Sitôt le pacte signé, les créatures prendront la décision de ne pas rejoindre leurs clans respectifs : ils fabriqueront leur propre clan. L’heure de s’éloigner du brouhaha, d’aller s’emparer d’un bâton que l’on glissera entre ses lèvres pour se donner de la contenance. L’intimité naissante sera propice aux confidences.

A l'heure de parler de soi, chacune des deux créatures ment ouvertement sur son parcours afin de n'en faire apparaître que les qualités

La découverte prend fin ; désormais, les créatures sont familières. Il est alors temps d’assurer ses arrières pour mieux cerner la personnalité de l’autre : on parlera de soi. Afin de ne pas mettre en danger le travail préalablement accompli, les créatures essaieront alors d’édulcorer leurs pensées, de mettre en valeur leurs atouts. Un cours de pilotage suivi 6 ans plus tôt deviendra un métier de pilote ; une vague connaissance du cinéma hongrois aura valeur de spécialité. C’est l’heure des grands mensonges avec pour objectif de déclencher chez l’autre la pensée suivante : « Mais il.elle est extraordinaire ! »

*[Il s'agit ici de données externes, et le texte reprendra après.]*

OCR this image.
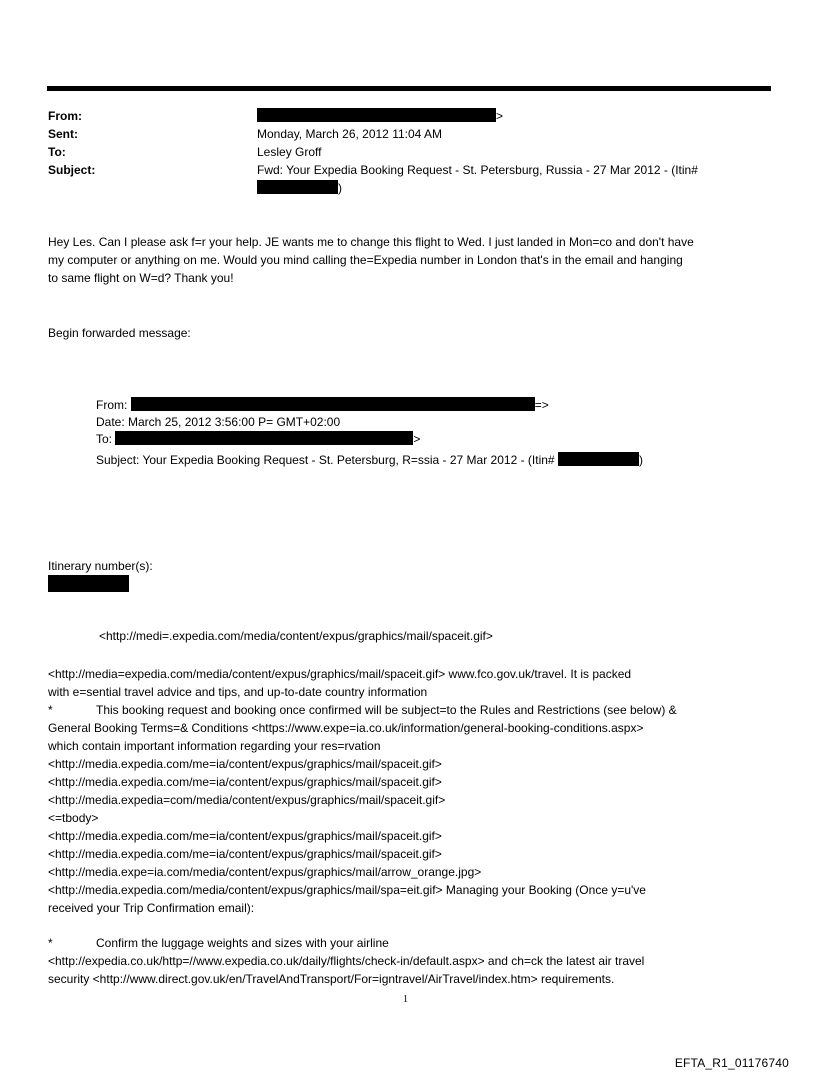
From:	>
Sent:	Monday, March 26, 2012 11:04 AM
To:	Lesley Groff
Subject:	Fwd: Your Expedia Booking Request - St. Petersburg, Russia - 27 Mar 2012 - (Itin#
)
Hey Les. Can I please ask f=r your help. JE wants me to change this flight to Wed. I just landed in Mon=co and don't have
my computer or anything on me. Would you mind calling the=Expedia number in London that's in the email and hanging
to same flight on W=d? Thank you!
Begin forwarded message:
From:	=>
Date: March 25, 2012 3:56:00 P= GMT+02:00
To:	>
Subject: Your Expedia Booking Request - St. Petersburg, R=ssia - 27 Mar 2012 - (Itin#	)
Itinerary number(s):
<http://medi=.expedia.com/media/content/expus/graphics/mail/spaceit.gif>
<http://media=expedia.com/media/content/expus/graphics/mail/spaceit.gif> www.fco.gov.uk/travel. It is packed
with e=sential travel advice and tips, and up-to-date country information
*	This booking request and booking once confirmed will be subject=to the Rules and Restrictions (see below) &
General Booking Terms=& Conditions <https://www.expe=ia.co.uk/information/general-booking-conditions.aspx>
which contain important information regarding your res=rvation
<http://media.expedia.com/me=ia/content/expus/graphics/mail/spaceit.gif>
<http://media.expedia.com/me=ia/content/expus/graphics/mail/spaceit.gif>
<http://media.expedia=com/media/content/expus/graphics/mail/spaceit.gif>
<=tbody>
<http://media.expedia.com/me=ia/content/expus/graphics/mail/spaceit.gif>
<http://media.expedia.com/me=ia/content/expus/graphics/mail/spaceit.gif>
<http://media.expe=ia.com/media/content/expus/graphics/mail/arrow_orange.jpg>
<http://media.expedia.com/media/content/expus/graphics/mail/spa=eit.gif> Managing your Booking (Once y=u've
received your Trip Confirmation email):
*	Confirm the luggage weights and sizes with your airline
<http://expedia.co.uk/http=//www.expedia.co.uk/daily/flights/check-in/default.aspx> and ch=ck the latest air travel
security <http://www.direct.gov.uk/en/TravelAndTransport/For=igntravel/AirTravel/index.htm> requirements.
1
EFTA_R1_01176740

Lorsque d'autres prétendant.e.s approchent, les créatures font montre de leur talent de manière à faire diversion

Isolées, les créatures n’en sont pas moins vulnérables à l’assaut des prétendants. Quand Ulysse s’évertua à les faire disparaître, les créatures, elles, essaieront de les minorer en brillant davantage. On fera un tour de magie ou l’on évoquera son passé de danseur classique. Dans une logique d’escalade, chacune des parties fera valoir l’ensemble de ses atouts secrets pour empêcher l’autre de détourner le regard. Quand les prétendants, épuisés, s’éloigneront, l’entente sera certaine.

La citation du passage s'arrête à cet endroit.